С зажжённою свечой вдруг в ресторан явились
В одном белье нательном… Чем можно объяснить?
Устроили там драку… С чего потом дивились,
Что вас связали крепко? Понятна мысли нить?

Попав уже сюда, в милицию звонили
С приказом пулемёты немедленно прислать.
В окно хотели прыгнуть… Я прав, а, может, или?
Могли ли вы так действуя кого-нибудь поймать?

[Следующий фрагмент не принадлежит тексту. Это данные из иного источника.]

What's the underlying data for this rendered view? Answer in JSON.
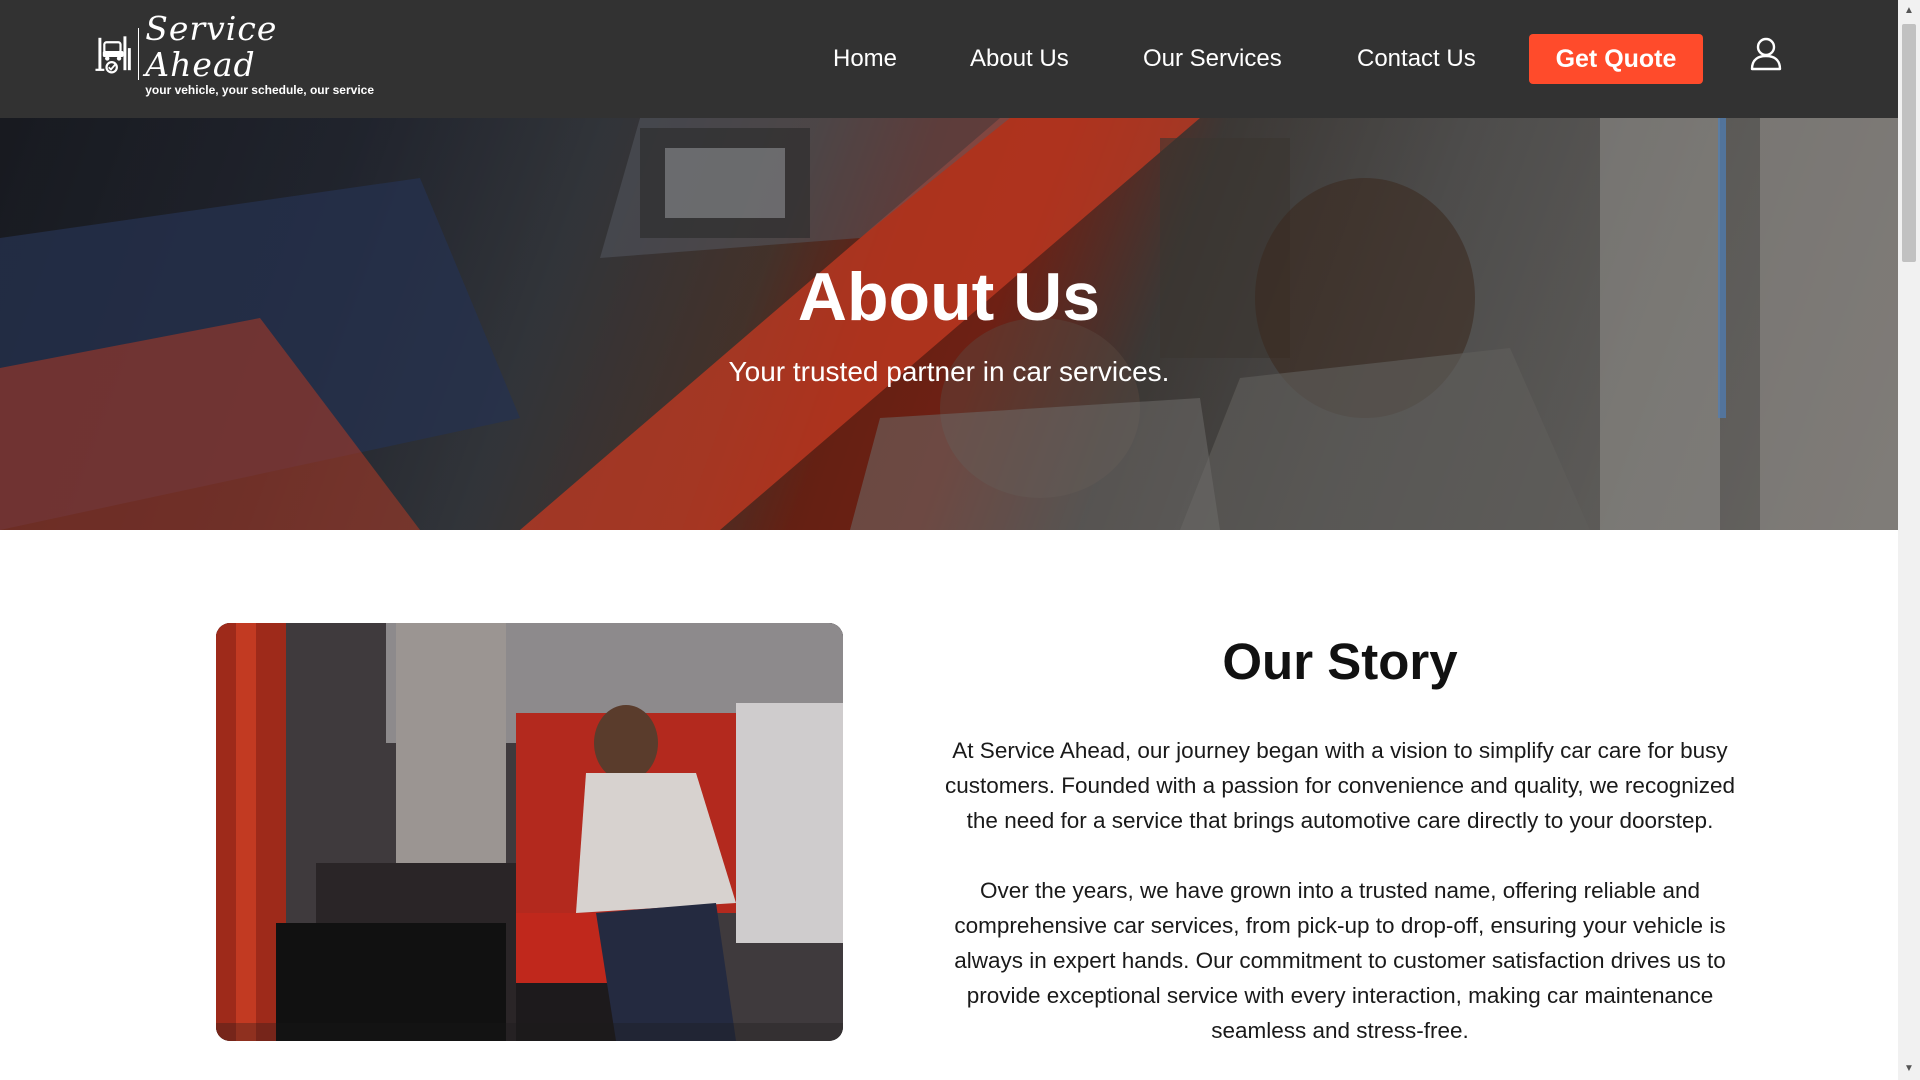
{
  "header": {
    "logo": {
      "name": "Service Ahead",
      "tagline": "your vehicle, your schedule, our service"
    },
    "nav": [
      {
        "label": "Home"
      },
      {
        "label": "About Us"
      },
      {
        "label": "Our Services"
      },
      {
        "label": "Contact Us"
      }
    ],
    "cta_label": "Get Quote",
    "user_icon": "user-icon"
  },
  "hero": {
    "title": "About Us",
    "subtitle": "Your trusted partner in car services."
  },
  "story": {
    "title": "Our Story",
    "paragraphs": [
      "At Service Ahead, our journey began with a vision to simplify car care for busy customers. Founded with a passion for convenience and quality, we recognized the need for a service that brings automotive care directly to your doorstep.",
      "Over the years, we have grown into a trusted name, offering reliable and comprehensive car services, from pick-up to drop-off, ensuring your vehicle is always in expert hands. Our commitment to customer satisfaction drives us to provide exceptional service with every interaction, making car maintenance seamless and stress-free."
    ]
  },
  "colors": {
    "header_bg": "#323232",
    "accent": "#ff4b2b",
    "text": "#111111"
  }
}
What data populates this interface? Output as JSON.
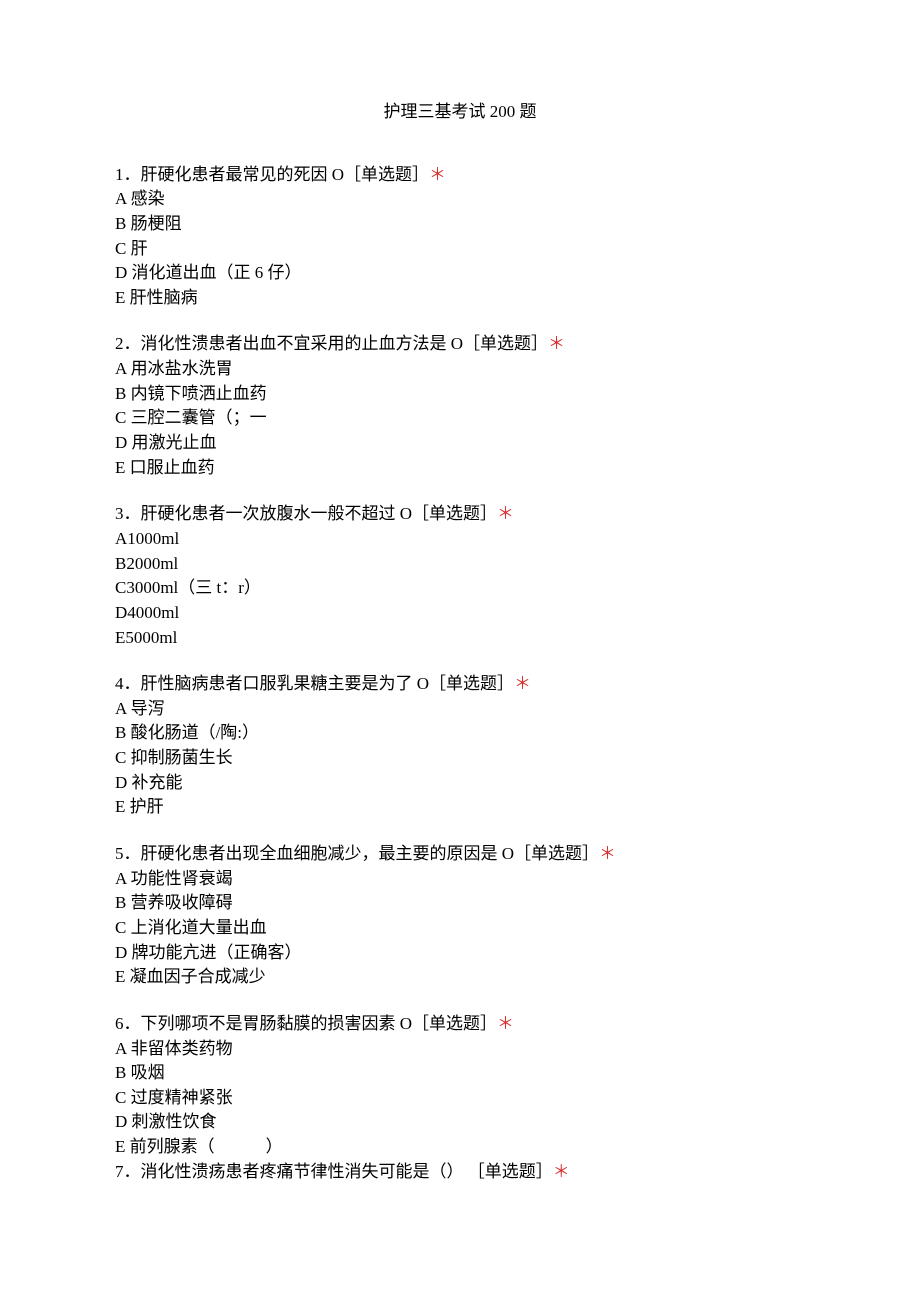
{
  "title": "护理三基考试 200 题",
  "questions": [
    {
      "num": "1",
      "stem": "．肝硬化患者最常见的死因 O［单选题］",
      "options": [
        "A 感染",
        "B 肠梗阻",
        "C 肝",
        "D 消化道出血（正 6 仔）",
        "E 肝性脑病"
      ]
    },
    {
      "num": "2",
      "stem": "．消化性溃患者出血不宜采用的止血方法是 O［单选题］",
      "options": [
        "A 用冰盐水洗胃",
        "B 内镜下喷洒止血药",
        "C 三腔二囊管（；一",
        "D 用激光止血",
        "E 口服止血药"
      ]
    },
    {
      "num": "3",
      "stem": "．肝硬化患者一次放腹水一般不超过 O［单选题］",
      "options": [
        "A1000ml",
        "B2000ml",
        "C3000ml（三 t：r）",
        "D4000ml",
        "E5000ml"
      ]
    },
    {
      "num": "4",
      "stem": "．肝性脑病患者口服乳果糖主要是为了 O［单选题］",
      "options": [
        "A 导泻",
        "B 酸化肠道（/陶:）",
        "C 抑制肠菌生长",
        "D 补充能",
        "E 护肝"
      ]
    },
    {
      "num": "5",
      "stem": "．肝硬化患者出现全血细胞减少，最主要的原因是 O［单选题］",
      "options": [
        "A 功能性肾衰竭",
        "B 营养吸收障碍",
        "C 上消化道大量出血",
        "D 牌功能亢进（正确客）",
        "E 凝血因子合成减少"
      ]
    },
    {
      "num": "6",
      "stem": "．下列哪项不是胃肠黏膜的损害因素 O［单选题］",
      "options": [
        "A 非留体类药物",
        "B 吸烟",
        "C 过度精神紧张",
        "D 刺激性饮食",
        "E 前列腺素（　　　）"
      ]
    },
    {
      "num": "7",
      "stem": "．消化性溃疡患者疼痛节律性消失可能是（） ［单选题］",
      "options": []
    }
  ],
  "asterisk": "＊"
}
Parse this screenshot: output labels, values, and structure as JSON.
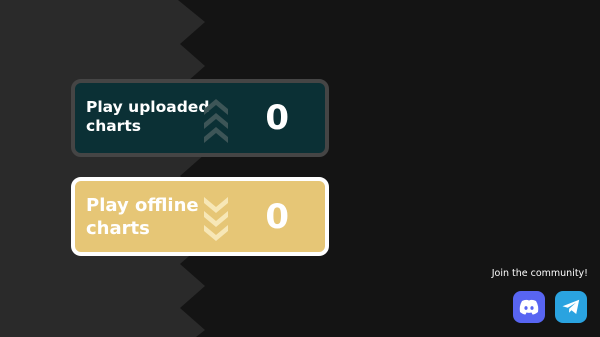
{
  "menu": {
    "uploaded": {
      "label": "Play uploaded\ncharts",
      "count": "0"
    },
    "offline": {
      "label": "Play offline\ncharts",
      "count": "0"
    }
  },
  "community": {
    "label": "Join the community!",
    "links": [
      {
        "icon": "discord-icon",
        "color": "#5865f2"
      },
      {
        "icon": "telegram-icon",
        "color": "#2aa3e0"
      }
    ]
  },
  "colors": {
    "background": "#141414",
    "zigzag_panel": "#2a2a2a",
    "uploaded_card": "#0b3035",
    "uploaded_border": "#454545",
    "offline_card": "#e6c676",
    "offline_border": "#ffffff"
  }
}
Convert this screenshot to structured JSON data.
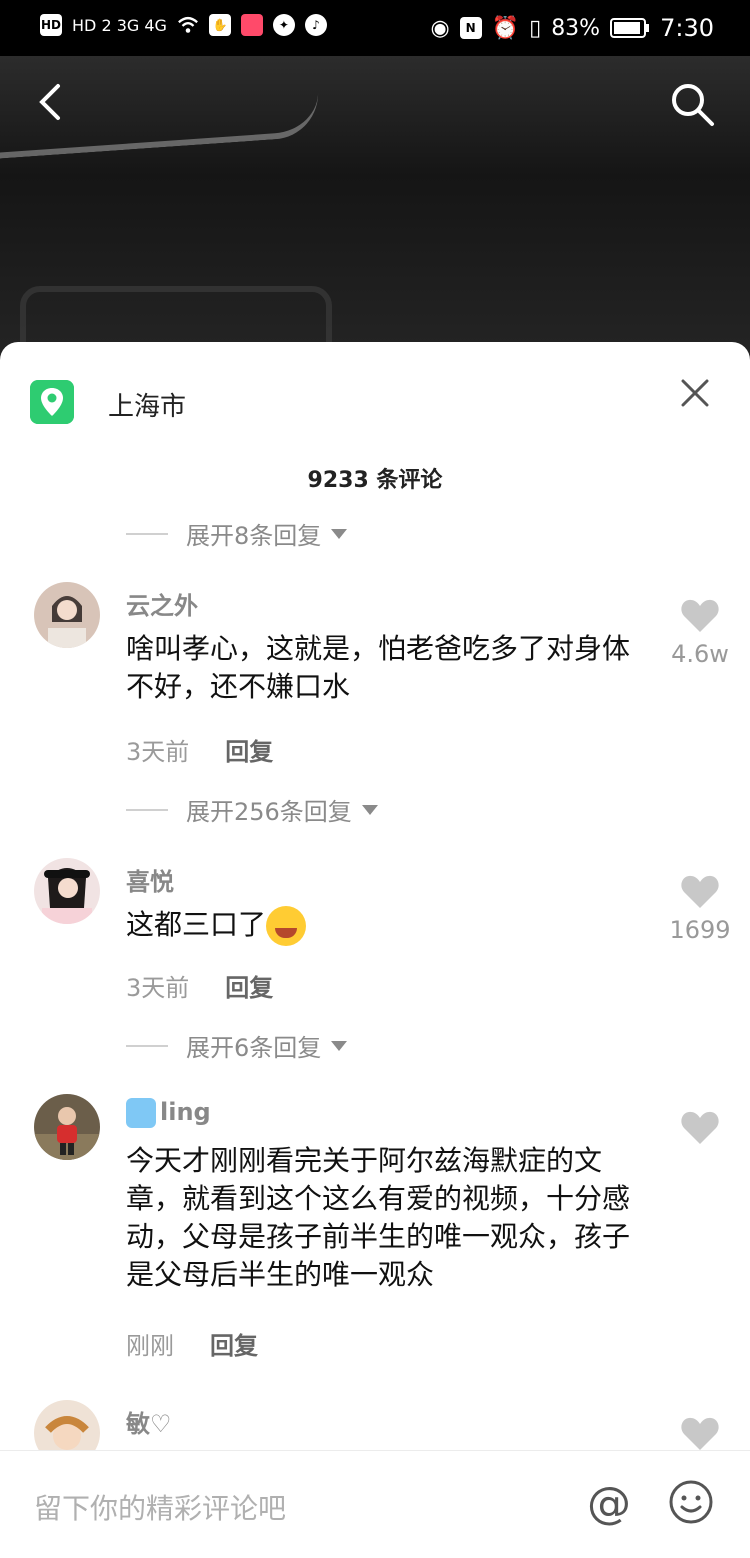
{
  "status_bar": {
    "network_left": "HD 2  3G  4G",
    "battery_percent": "83%",
    "time": "7:30"
  },
  "header": {
    "back_icon": "chevron-left-icon",
    "search_icon": "search-icon"
  },
  "sheet": {
    "location": "上海市",
    "close_icon": "close-icon",
    "comment_count": "9233 条评论",
    "expand_top": "展开8条回复",
    "comments": [
      {
        "user": "云之外",
        "text": "啥叫孝心，这就是，怕老爸吃多了对身体不好，还不嫌口水",
        "time": "3天前",
        "reply": "回复",
        "likes": "4.6w",
        "expand": "展开256条回复"
      },
      {
        "user": "喜悦",
        "text": "这都三口了",
        "time": "3天前",
        "reply": "回复",
        "likes": "1699",
        "expand": "展开6条回复"
      },
      {
        "user": "ling",
        "text": "今天才刚刚看完关于阿尔兹海默症的文章，就看到这个这么有爱的视频，十分感动，父母是孩子前半生的唯一观众，孩子是父母后半生的唯一观众",
        "time": "刚刚",
        "reply": "回复",
        "likes": ""
      },
      {
        "user": "敏♡"
      }
    ]
  },
  "input_bar": {
    "placeholder": "留下你的精彩评论吧",
    "at_label": "@",
    "emoji_icon": "smiley-icon"
  },
  "colors": {
    "location_green": "#2ecc71",
    "like_gray": "#c8c8c8"
  }
}
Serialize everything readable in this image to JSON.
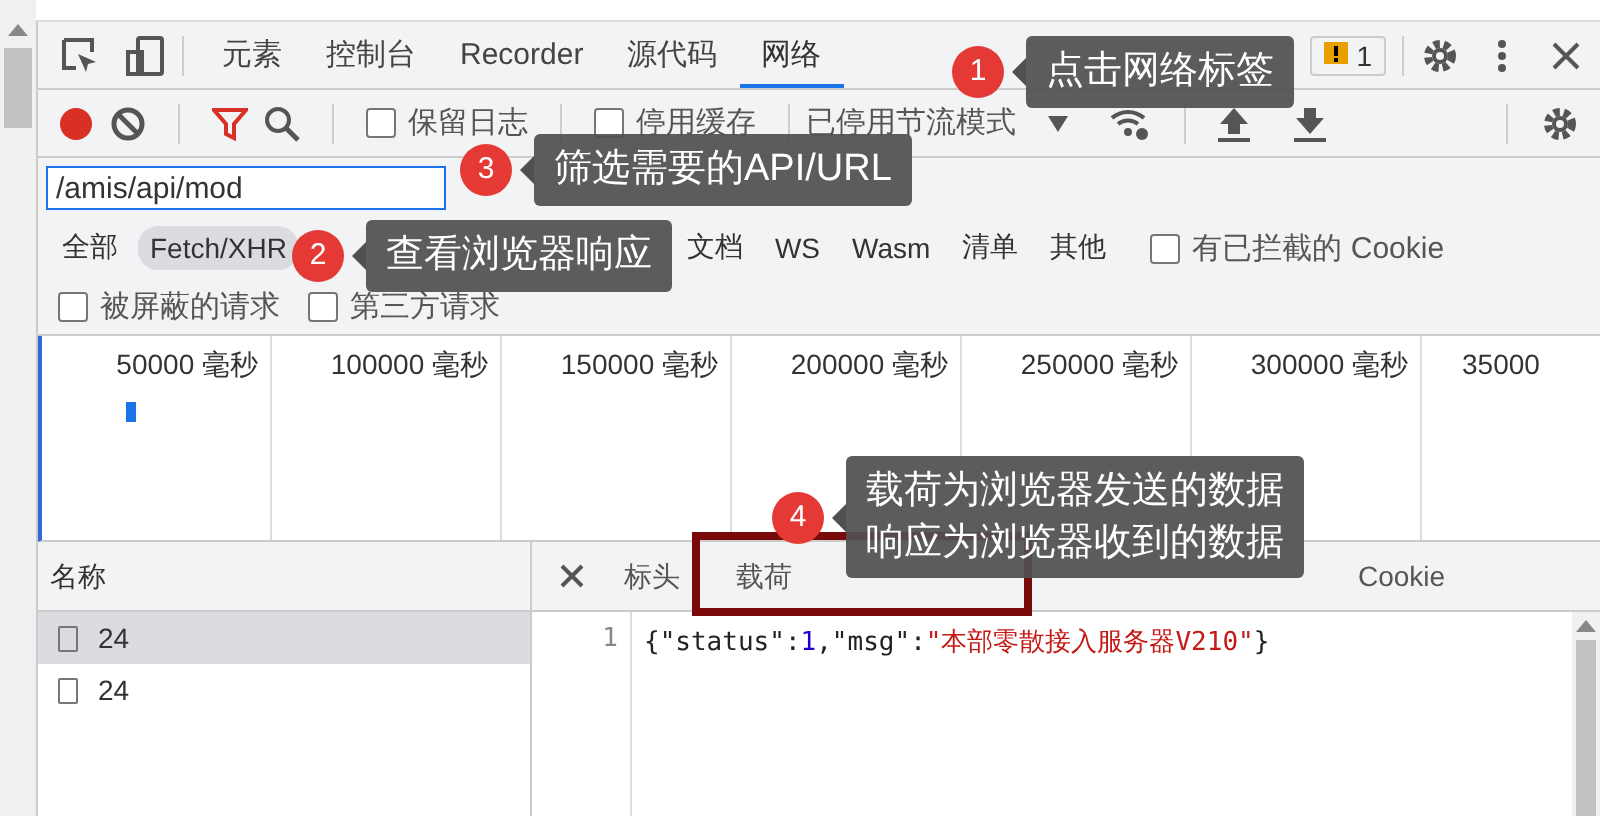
{
  "devtools_tabs": [
    {
      "label": "元素",
      "selected": false
    },
    {
      "label": "控制台",
      "selected": false
    },
    {
      "label": "Recorder",
      "selected": false
    },
    {
      "label": "源代码",
      "selected": false
    },
    {
      "label": "网络",
      "selected": true
    }
  ],
  "issues_count": "1",
  "toolbar": {
    "recording": true,
    "options": [
      {
        "label": "保留日志",
        "checked": false
      },
      {
        "label": "停用缓存",
        "checked": false
      }
    ],
    "throttling": "已停用节流模式"
  },
  "filter": {
    "value": "/amis/api/mod"
  },
  "type_filters": [
    {
      "label": "全部",
      "selected": false
    },
    {
      "label": "Fetch/XHR",
      "selected": true
    },
    {
      "label": "文档",
      "selected": false
    },
    {
      "label": "WS",
      "selected": false
    },
    {
      "label": "Wasm",
      "selected": false
    },
    {
      "label": "清单",
      "selected": false
    },
    {
      "label": "其他",
      "selected": false
    }
  ],
  "blocked_cookies": {
    "label": "有已拦截的 Cookie",
    "checked": false
  },
  "request_filters": [
    {
      "label": "被屏蔽的请求",
      "checked": false
    },
    {
      "label": "第三方请求",
      "checked": false
    }
  ],
  "timeline": {
    "ticks": [
      "50000 毫秒",
      "100000 毫秒",
      "150000 毫秒",
      "200000 毫秒",
      "250000 毫秒",
      "300000 毫秒",
      "35000"
    ]
  },
  "requests": {
    "column": "名称",
    "rows": [
      {
        "name": "24",
        "selected": true
      },
      {
        "name": "24",
        "selected": false
      }
    ]
  },
  "detail_tabs": [
    {
      "label": "标头",
      "selected": false
    },
    {
      "label": "载荷",
      "selected": false
    },
    {
      "label": "Cookie",
      "selected": false
    }
  ],
  "response": {
    "line_number": "1",
    "tokens": [
      {
        "text": "{\"status\":",
        "kind": "punct"
      },
      {
        "text": "1",
        "kind": "number"
      },
      {
        "text": ",\"msg\":",
        "kind": "punct"
      },
      {
        "text": "\"本部零散接入服务器V210\"",
        "kind": "string"
      },
      {
        "text": "}",
        "kind": "punct"
      }
    ]
  },
  "annotations": [
    {
      "number": "1",
      "lines": [
        "点击网络标签"
      ]
    },
    {
      "number": "3",
      "lines": [
        "筛选需要的API/URL"
      ]
    },
    {
      "number": "2",
      "lines": [
        "查看浏览器响应"
      ]
    },
    {
      "number": "4",
      "lines": [
        "载荷为浏览器发送的数据",
        "响应为浏览器收到的数据"
      ]
    }
  ]
}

И если вы нормальны, как сами заявили,
Конечно, согласитесь, что нет! Конечно, нет!
И даже после этого желанье ваше в силе?
Желаете уйти? Вновь дайте мне ответ:

Куда же вы направитесь по выписке отсюда?»
«В милицию, конечно!» - тот, не спуская глаз.
«Вот так вот и немедленно?» «Раздумывать не буду!»
«С чего же там начнёте?» «Свой повторю рассказ!»

«Про Понтия Пилата? - кивнул ему с улыбкой –
Ну, что ж? Фёдор Васильевич! Поэту пропуск дать!
Не долго погуляет с программой своей зыбкой –
Часок иль два, не больше, обратно будем ждать!»

«С чего вы так решили? – Иван спросил тревожно –
Какие основания у вас так утверждать?»
«Иначе быть не может! Иначе невозможно!
Вы не согласны, вижу… Продолжим обсуждать:

Как только там появитесь, любезнейший, в кальсонах
С рассказом о знакомом, что Понтия встречал…»
«При чём же тут кальсоны?» - Иван почти со стоном.
«Пижамка-то казённая… - Стравинский отвечал –

Вам снять её придётся – оденетесь в чём были…
Домой, как прежде сказано, зайти же недосуг.
Ведь вы же в них прибыли. И, что же? Позабыли?»
«А как мне поступить?» - в словах звучал испуг.

«Ну, прежде всего прочего, отставить все волненья!
Давайте успокоимся и я вам расскажу
Всё о вчерашнем дне, достойном сожаленья,
И на примерах даже, коль нужно, покажу!

Вчера вас напугали изрядно, очень сильно
Рассказом о событиях, в которых был Пилат.
Подробностей, наверно, там было преобильно.
Расстроившись от этого, вы дале всем подряд

Внушали то, что слышали, поверили, узнали.
Плюс поведенье ваше, плюс общий внешний вид,
Плюс драка в ресторане в нервическом запале –
Любой, кто это видел, вас психом наградит…

Вот вы меня спросили, что делать? Я отвечу:
В подобной ситуации покой важней всего!»
«Но, как того поймать?» «Я помощь обеспечу –
Что самому-то бегать? Зачем бы, для чего?

Возьмите лист бумаги и всё на нём подробно:
Приметы, обвиненья – не мне же вас учить?
Писать-то вы умеете? Чудесно! Бесподобно!
А я всё передам – там смогут уличить.

И помните о том, что здесь вам все помогут –
Взял за руки Ивана, в другой раз повторил –
Помогут вам, помогут вам, помогут…»
«Да-да…» - на то поэт, зевнув, проговорил.

И вот нет никого – один… Окошко, солнце…
Но это там, подальше… Вблизи река блестит…
И что с того, что сетка-решётка на оконце?